In 2007, Empires Ian Nathan rated it three of five stars, describing it as "too piecemeal and unfocused, but it possesses some of their most iconic musings and inspired madness". In 2014, The Daily Telegraph gave the film four stars out of five. In his 2015 Movie Guide, Leonard Maltin awarded it three stars, calling it "A barrel of bellylaughs", identifying the Mr. Creosote and "Every Sperm Is Sacred" sketches as the most memorable.

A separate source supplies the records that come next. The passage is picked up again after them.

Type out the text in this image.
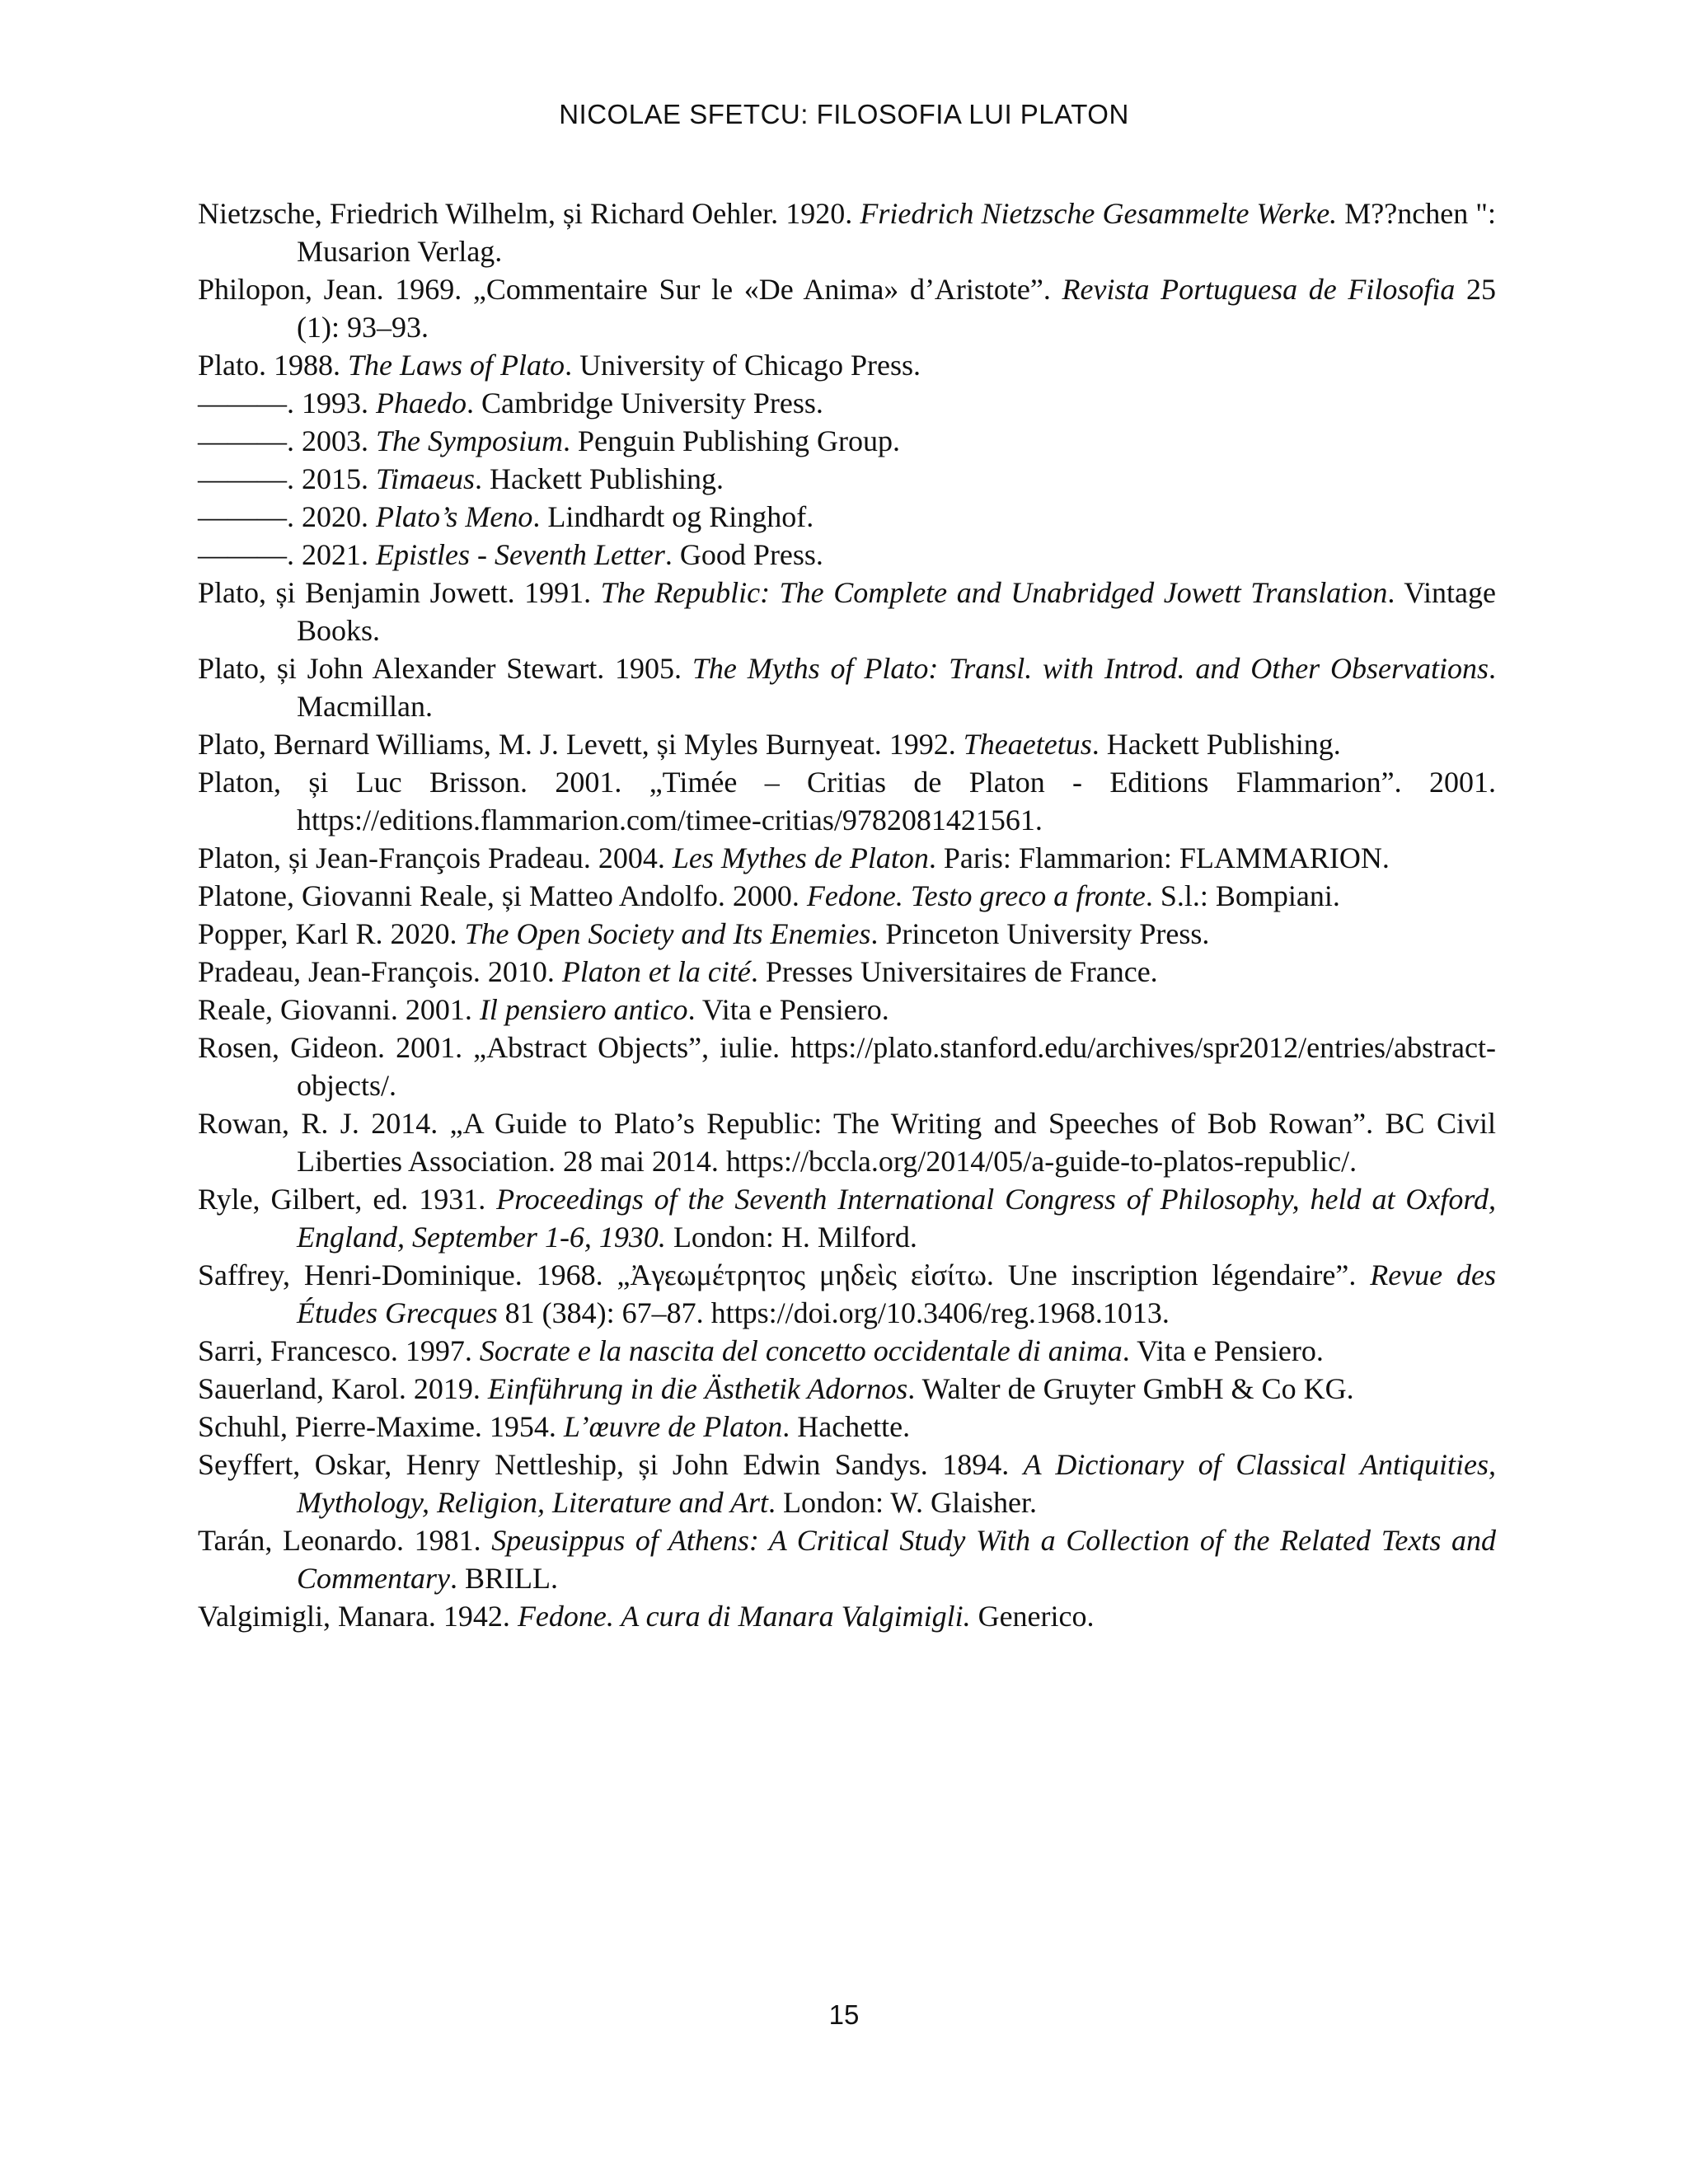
NICOLAE SFETCU: FILOSOFIA LUI PLATON

Nietzsche, Friedrich Wilhelm, și Richard Oehler. 1920. Friedrich Nietzsche Gesammelte Werke. M??nchen ": Musarion Verlag.

Philopon, Jean. 1969. „Commentaire Sur le «De Anima» d’Aristote”. Revista Portuguesa de Filosofia 25 (1): 93–93.

Plato. 1988. The Laws of Plato. University of Chicago Press.

———. 1993. Phaedo. Cambridge University Press.

———. 2003. The Symposium. Penguin Publishing Group.

———. 2015. Timaeus. Hackett Publishing.

———. 2020. Plato’s Meno. Lindhardt og Ringhof.

———. 2021. Epistles - Seventh Letter. Good Press.

Plato, și Benjamin Jowett. 1991. The Republic: The Complete and Unabridged Jowett Translation. Vintage Books.

Plato, și John Alexander Stewart. 1905. The Myths of Plato: Transl. with Introd. and Other Observations. Macmillan.

Plato, Bernard Williams, M. J. Levett, și Myles Burnyeat. 1992. Theaetetus. Hackett Publishing.

Platon, și Luc Brisson. 2001. „Timée – Critias de Platon - Editions Flammarion”. 2001. https://editions.flammarion.com/timee-critias/9782081421561.

Platon, și Jean-François Pradeau. 2004. Les Mythes de Platon. Paris: Flammarion: FLAMMARION.

Platone, Giovanni Reale, și Matteo Andolfo. 2000. Fedone. Testo greco a fronte. S.l.: Bompiani.

Popper, Karl R. 2020. The Open Society and Its Enemies. Princeton University Press.

Pradeau, Jean-François. 2010. Platon et la cité. Presses Universitaires de France.

Reale, Giovanni. 2001. Il pensiero antico. Vita e Pensiero.

Rosen, Gideon. 2001. „Abstract Objects”, iulie. https://plato.stanford.edu/archives/spr2012/entries/abstract-objects/.

Rowan, R. J. 2014. „A Guide to Plato’s Republic: The Writing and Speeches of Bob Rowan”. BC Civil Liberties Association. 28 mai 2014. https://bccla.org/2014/05/a-guide-to-platos-republic/.

Ryle, Gilbert, ed. 1931. Proceedings of the Seventh International Congress of Philosophy, held at Oxford, England, September 1-6, 1930. London: H. Milford.

Saffrey, Henri-Dominique. 1968. „Ἀγεωμέτρητος μηδεὶς εἰσίτω. Une inscription légendaire”. Revue des Études Grecques 81 (384): 67–87. https://doi.org/10.3406/reg.1968.1013.

Sarri, Francesco. 1997. Socrate e la nascita del concetto occidentale di anima. Vita e Pensiero.

Sauerland, Karol. 2019. Einführung in die Ästhetik Adornos. Walter de Gruyter GmbH & Co KG.

Schuhl, Pierre-Maxime. 1954. L’œuvre de Platon. Hachette.

Seyffert, Oskar, Henry Nettleship, și John Edwin Sandys. 1894. A Dictionary of Classical Antiquities, Mythology, Religion, Literature and Art. London: W. Glaisher.

Tarán, Leonardo. 1981. Speusippus of Athens: A Critical Study With a Collection of the Related Texts and Commentary. BRILL.

Valgimigli, Manara. 1942. Fedone. A cura di Manara Valgimigli. Generico.

15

Family Guy creator Seth MacFarlane states: "I view Monty Python as the great originator of that combination [provocative humour and high-quality original music]. The Meaning of Life in particular comes to mind, and my favorite example is 'Every Sperm Is Sacred'. It's so beautifully written, it's musically and lyrically legit, the orchestrations are fantastic, the choreography and the presentation are very, very complex – it's treated seriously." The review aggregator website Rotten Tomatoes gives the film a rating of 86% based on 37 reviews, with an average rating of 7.30/10. The website's critical consensus reads, "Monty Python's the Meaning of Life is rude, ribald, and unafraid to take comedic risks – which is to say it should more than satisfy fans of the titular troupe." Metacritic, which uses a weighted average, assigned the a score of 72 out of 100, based on 11 critics, indicating "generally favorable" reviews.

===Accolades===
The Meaning of Life was awarded the Grand Jury Prize at the 1983 Cannes Film Festival. While the Cannes jury, led by William Styron, were fiercely split on their opinions on several films in competition, The Meaning of Life had general support, securing it the second-highest honour after the Palme d'Or for The Ballad of Narayama.

At the 37th British Academy Film Awards, Andre Jacquemin, Dave Howman, Michael Palin and Terry Jones were also nominated for Original Song for "Every Sperm is Sacred." The award went to "Up Where We Belong" in An Officer and a Gentleman.

==Home media==
A two-disc DVD release in 2003 features a documentary on production and a director's cut, which adds deleted scenes into the film, making it 116 minutes. The first is The Adventures of Martin Luther, inserted after the scene with the Protestant couple talking about condoms. The second is a promotional video about the British army, which comes between the marching around the square scene and the Zulu army scene. The third and last is an extension of the American characters performed by Idle and Palin; they are shown their room and talk about tampons. In Region 1, it was released on Blu-ray to mark its 30th anniversary.
In May 2020, it was released on Netflix in the United Kingdom.